A plague of mice in eastern Australia has escalated into what officials now describe as a ‘decaying body’ crisis, with tens of thousands of rodent carcasses contaminating farmland, water supplies and rural homes. The outbreak, which began in late 2020 following a record wet La Niña season, has now reached a biological tipping point. As mouse populations surge beyond eight million per square kilometre in some areas, natural mortality from starvation and disease is producing vast quantities of decomposing organic matter.
The stench and health hazards are forcing entire communities to abandon properties. The UK’s Animal and Plant Health Agency (APHA) has placed its agricultural science teams on standby to assist with biosecurity, though no formal request has yet been made. This is a disaster of energy and matter flows out of control.
A mouse plague is not a random act of nature. It is a population explosion driven by an excess of food and favourable weather, both of which are linked to a warming climate. Mice breed continuously when conditions are good, producing litters every three weeks.
With grain silos full after a bumper harvest and mild, wet winters eliminating the usual cold die-offs, the population has grown unchecked. Now the system is correcting itself through the least pleasant mechanism available. ‘Decaying body’ is not hyperbole.
The odour of rotting flesh from tens of millions of dead mice in walls, in fields and in water tanks is a public health emergency. The risk of leptospirosis, salmonella and secondary infestations of flies and rats is high. Fires have been sparked by mice chewing through electrical wiring.

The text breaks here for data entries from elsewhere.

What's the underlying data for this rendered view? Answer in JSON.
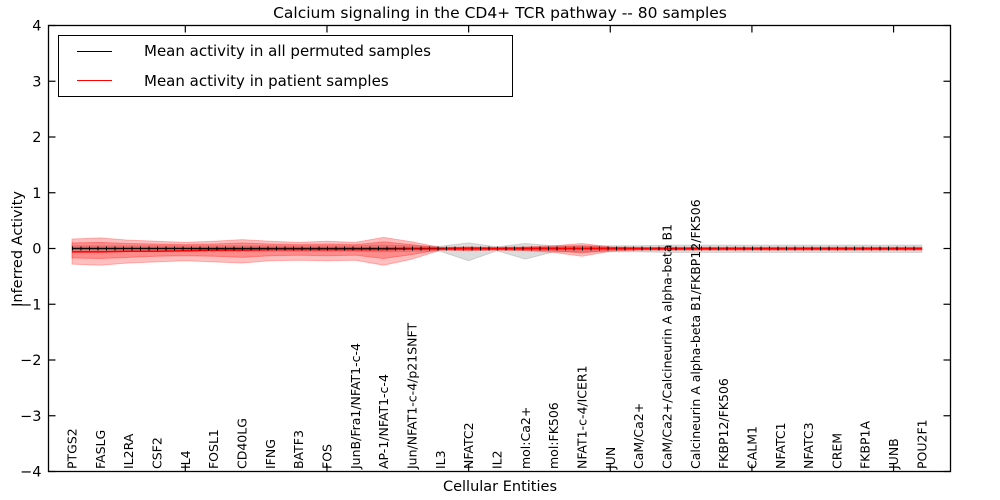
{
  "chart_data": {
    "type": "line",
    "title": "Calcium signaling in the CD4+ TCR pathway -- 80 samples",
    "xlabel": "Cellular Entities",
    "ylabel": "Inferred Activity",
    "ylim": [
      -4,
      4
    ],
    "yticks": [
      -4,
      -3,
      -2,
      -1,
      0,
      1,
      2,
      3,
      4
    ],
    "grid": false,
    "legend_position": "upper left",
    "categories": [
      "PTGS2",
      "FASLG",
      "IL2RA",
      "CSF2",
      "IL4",
      "FOSL1",
      "CD40LG",
      "IFNG",
      "BATF3",
      "FOS",
      "JunB/Fra1/NFAT1-c-4",
      "AP-1/NFAT1-c-4",
      "Jun/NFAT1-c-4/p21SNFT",
      "IL3",
      "NFATC2",
      "IL2",
      "mol:Ca2+",
      "mol:FK506",
      "NFAT1-c-4/ICER1",
      "JUN",
      "CaM/Ca2+",
      "CaM/Ca2+/Calcineurin A alpha-beta B1",
      "Calcineurin A alpha-beta B1/FKBP12/FK506",
      "FKBP12/FK506",
      "CALM1",
      "NFATC1",
      "NFATC3",
      "CREM",
      "FKBP1A",
      "JUNB",
      "POU2F1"
    ],
    "series": [
      {
        "name": "Mean activity in all permuted samples",
        "color": "#000000",
        "values": [
          0,
          0,
          0,
          0,
          0,
          0,
          0,
          0,
          0,
          0,
          0,
          0,
          0,
          0,
          0,
          0,
          0,
          0,
          0,
          0,
          0,
          0,
          0,
          0,
          0,
          0,
          0,
          0,
          0,
          0,
          0
        ]
      },
      {
        "name": "Mean activity in patient samples",
        "color": "#ff0000",
        "values": [
          -0.06,
          -0.06,
          -0.05,
          -0.05,
          -0.04,
          -0.03,
          -0.03,
          -0.02,
          -0.02,
          -0.02,
          -0.02,
          -0.02,
          -0.01,
          -0.01,
          0,
          0,
          0,
          0,
          0,
          0,
          0,
          0,
          0,
          0,
          0,
          0,
          0,
          0,
          0,
          0,
          0
        ]
      }
    ],
    "bands": [
      {
        "name": "permuted-samples-spread",
        "fill": "rgba(130,130,130,0.28)",
        "upper": [
          0.05,
          0.05,
          0.05,
          0.05,
          0.05,
          0.05,
          0.05,
          0.05,
          0.05,
          0.05,
          0.05,
          0.06,
          0.05,
          0.04,
          0.1,
          0.03,
          0.09,
          0.05,
          0.05,
          0.05,
          0.05,
          0.06,
          0.06,
          0.06,
          0.06,
          0.06,
          0.06,
          0.06,
          0.06,
          0.06,
          0.06
        ],
        "lower": [
          -0.05,
          -0.05,
          -0.05,
          -0.05,
          -0.05,
          -0.05,
          -0.05,
          -0.05,
          -0.05,
          -0.05,
          -0.05,
          -0.06,
          -0.05,
          -0.05,
          -0.22,
          -0.04,
          -0.19,
          -0.06,
          -0.06,
          -0.06,
          -0.06,
          -0.07,
          -0.07,
          -0.07,
          -0.07,
          -0.07,
          -0.07,
          -0.07,
          -0.07,
          -0.07,
          -0.07
        ]
      },
      {
        "name": "patient-samples-spread-outer",
        "fill": "rgba(255,0,0,0.25)",
        "upper": [
          0.17,
          0.19,
          0.15,
          0.13,
          0.11,
          0.13,
          0.16,
          0.13,
          0.11,
          0.13,
          0.11,
          0.2,
          0.12,
          0.02,
          0.03,
          0.02,
          0.03,
          0.05,
          0.09,
          0.03,
          0.02,
          0.02,
          0.02,
          0.02,
          0.02,
          0.02,
          0.02,
          0.02,
          0.02,
          0.02,
          0.02
        ],
        "lower": [
          -0.28,
          -0.3,
          -0.26,
          -0.24,
          -0.22,
          -0.24,
          -0.26,
          -0.22,
          -0.21,
          -0.22,
          -0.21,
          -0.3,
          -0.19,
          -0.03,
          -0.04,
          -0.03,
          -0.04,
          -0.07,
          -0.14,
          -0.05,
          -0.03,
          -0.03,
          -0.03,
          -0.03,
          -0.03,
          -0.03,
          -0.03,
          -0.03,
          -0.03,
          -0.03,
          -0.03
        ]
      },
      {
        "name": "patient-samples-spread-inner",
        "fill": "rgba(255,0,0,0.27)",
        "upper": [
          0.1,
          0.11,
          0.09,
          0.08,
          0.07,
          0.08,
          0.1,
          0.08,
          0.07,
          0.08,
          0.07,
          0.12,
          0.07,
          0.01,
          0.02,
          0.01,
          0.02,
          0.03,
          0.05,
          0.02,
          0.01,
          0.01,
          0.01,
          0.01,
          0.01,
          0.01,
          0.01,
          0.01,
          0.01,
          0.01,
          0.01
        ],
        "lower": [
          -0.17,
          -0.18,
          -0.16,
          -0.14,
          -0.13,
          -0.14,
          -0.16,
          -0.13,
          -0.12,
          -0.13,
          -0.12,
          -0.18,
          -0.11,
          -0.02,
          -0.03,
          -0.02,
          -0.03,
          -0.04,
          -0.08,
          -0.03,
          -0.02,
          -0.02,
          -0.02,
          -0.02,
          -0.02,
          -0.02,
          -0.02,
          -0.02,
          -0.02,
          -0.02,
          -0.02
        ]
      }
    ]
  }
}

This is a collapse scenario in miniature. The UK’s involvement is not yet active, but the fact that APHA is monitoring and prepositioning expertise tells you something about the severity. The same species, Mus musculus, is found across Europe’s grain stores.

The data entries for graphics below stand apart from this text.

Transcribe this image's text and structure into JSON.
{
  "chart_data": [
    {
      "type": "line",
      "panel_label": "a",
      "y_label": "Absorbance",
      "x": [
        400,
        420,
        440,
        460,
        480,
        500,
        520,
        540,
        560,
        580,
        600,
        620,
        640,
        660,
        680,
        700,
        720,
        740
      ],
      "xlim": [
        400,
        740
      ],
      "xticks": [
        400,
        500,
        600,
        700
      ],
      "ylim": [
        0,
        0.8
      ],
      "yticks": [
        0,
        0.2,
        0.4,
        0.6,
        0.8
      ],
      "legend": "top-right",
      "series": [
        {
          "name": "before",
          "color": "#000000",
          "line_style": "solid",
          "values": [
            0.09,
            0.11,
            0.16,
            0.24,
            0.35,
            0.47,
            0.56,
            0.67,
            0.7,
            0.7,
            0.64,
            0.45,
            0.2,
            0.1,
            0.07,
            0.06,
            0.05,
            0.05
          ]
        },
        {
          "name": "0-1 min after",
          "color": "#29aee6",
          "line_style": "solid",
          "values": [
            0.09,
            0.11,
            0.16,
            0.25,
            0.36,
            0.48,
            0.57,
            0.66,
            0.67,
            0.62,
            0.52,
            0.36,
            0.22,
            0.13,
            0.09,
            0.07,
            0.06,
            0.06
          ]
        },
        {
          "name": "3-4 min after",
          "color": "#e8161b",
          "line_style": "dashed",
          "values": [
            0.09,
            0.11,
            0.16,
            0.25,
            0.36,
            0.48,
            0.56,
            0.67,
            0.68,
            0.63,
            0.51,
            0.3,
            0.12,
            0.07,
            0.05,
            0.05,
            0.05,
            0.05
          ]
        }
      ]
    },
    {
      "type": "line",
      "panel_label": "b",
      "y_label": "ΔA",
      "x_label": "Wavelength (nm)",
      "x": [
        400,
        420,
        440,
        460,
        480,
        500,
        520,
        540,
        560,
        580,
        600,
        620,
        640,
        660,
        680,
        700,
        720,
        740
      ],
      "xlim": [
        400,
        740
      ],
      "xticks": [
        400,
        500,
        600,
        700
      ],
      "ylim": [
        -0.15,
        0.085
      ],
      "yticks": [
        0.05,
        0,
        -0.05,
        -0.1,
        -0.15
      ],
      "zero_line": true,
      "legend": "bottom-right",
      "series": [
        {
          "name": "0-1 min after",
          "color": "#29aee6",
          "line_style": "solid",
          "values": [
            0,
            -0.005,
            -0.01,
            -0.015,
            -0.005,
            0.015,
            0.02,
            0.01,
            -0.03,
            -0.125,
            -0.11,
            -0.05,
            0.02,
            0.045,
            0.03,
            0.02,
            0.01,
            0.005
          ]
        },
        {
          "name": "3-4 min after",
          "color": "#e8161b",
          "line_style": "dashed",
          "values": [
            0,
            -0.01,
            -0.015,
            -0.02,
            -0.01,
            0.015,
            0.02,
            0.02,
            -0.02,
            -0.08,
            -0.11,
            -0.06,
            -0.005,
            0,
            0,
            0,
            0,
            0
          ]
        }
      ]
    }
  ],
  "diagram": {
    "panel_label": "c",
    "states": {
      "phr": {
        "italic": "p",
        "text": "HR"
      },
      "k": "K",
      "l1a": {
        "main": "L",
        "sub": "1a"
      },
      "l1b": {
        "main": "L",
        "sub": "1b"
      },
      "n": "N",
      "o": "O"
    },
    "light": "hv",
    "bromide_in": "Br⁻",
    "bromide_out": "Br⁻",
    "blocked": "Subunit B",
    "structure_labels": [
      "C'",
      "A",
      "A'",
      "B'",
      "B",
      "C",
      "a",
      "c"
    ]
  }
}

A similar combination of mild winters and abundant food could trigger a comparable event in the UK. Our agricultural scientists are therefore on standby to study the population dynamics, the breakdown processes and the long-term soil contamination. It is a scientific readiness for a possible future here.
For the people of New South Wales and Queensland, the present is already unliveable. Farmers are burning their own sheds to stop the spread. Families are sleeping in tents because their homes are infested.

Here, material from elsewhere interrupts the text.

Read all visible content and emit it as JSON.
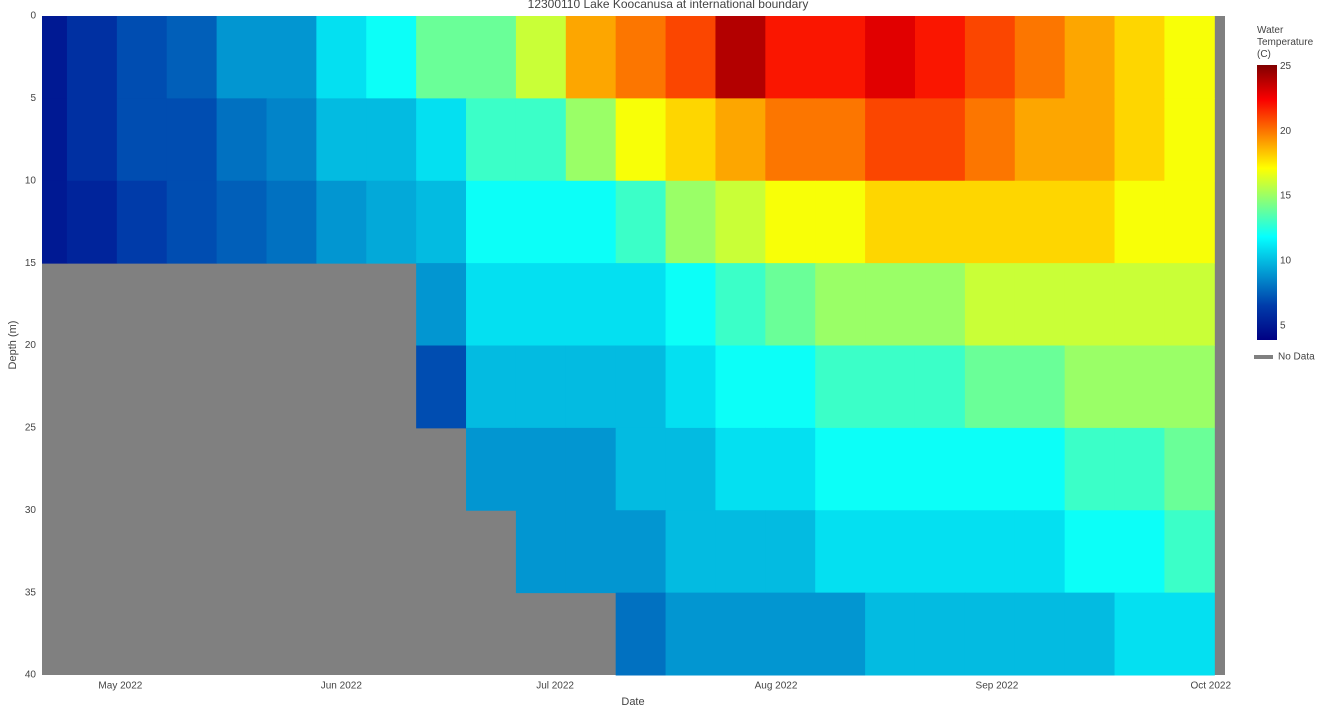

This is not a single weather event but a slow-motion biosphere collapse on a local scale. The underlying driver is a change in the energy balance of the system. More heat, more water vapour, more plant growth, more food for mice.
Then the mice die, and the system recycles that stored energy as decomposition heat, methane and disease vectors. It is a cycle that is both natural and unnatural. Natural in the sense that population crashes follow booms.
Unnatural in the speed and scale driven by human-induced climate change. The solution is not poison. The solution is to break the cycle of bumper harvests and mild winters, which means addressing the root cause of the climate disruption.
In the meantime, we will likely see more such crises. The UK’s agricultural science community stands ready to apply its expertise, but the real work is in reducing the fossil fuel emissions that are heating the planet. Until then, expect more bodies, more stench, more collapse.
The science is clear. The urgency is calm but absolute.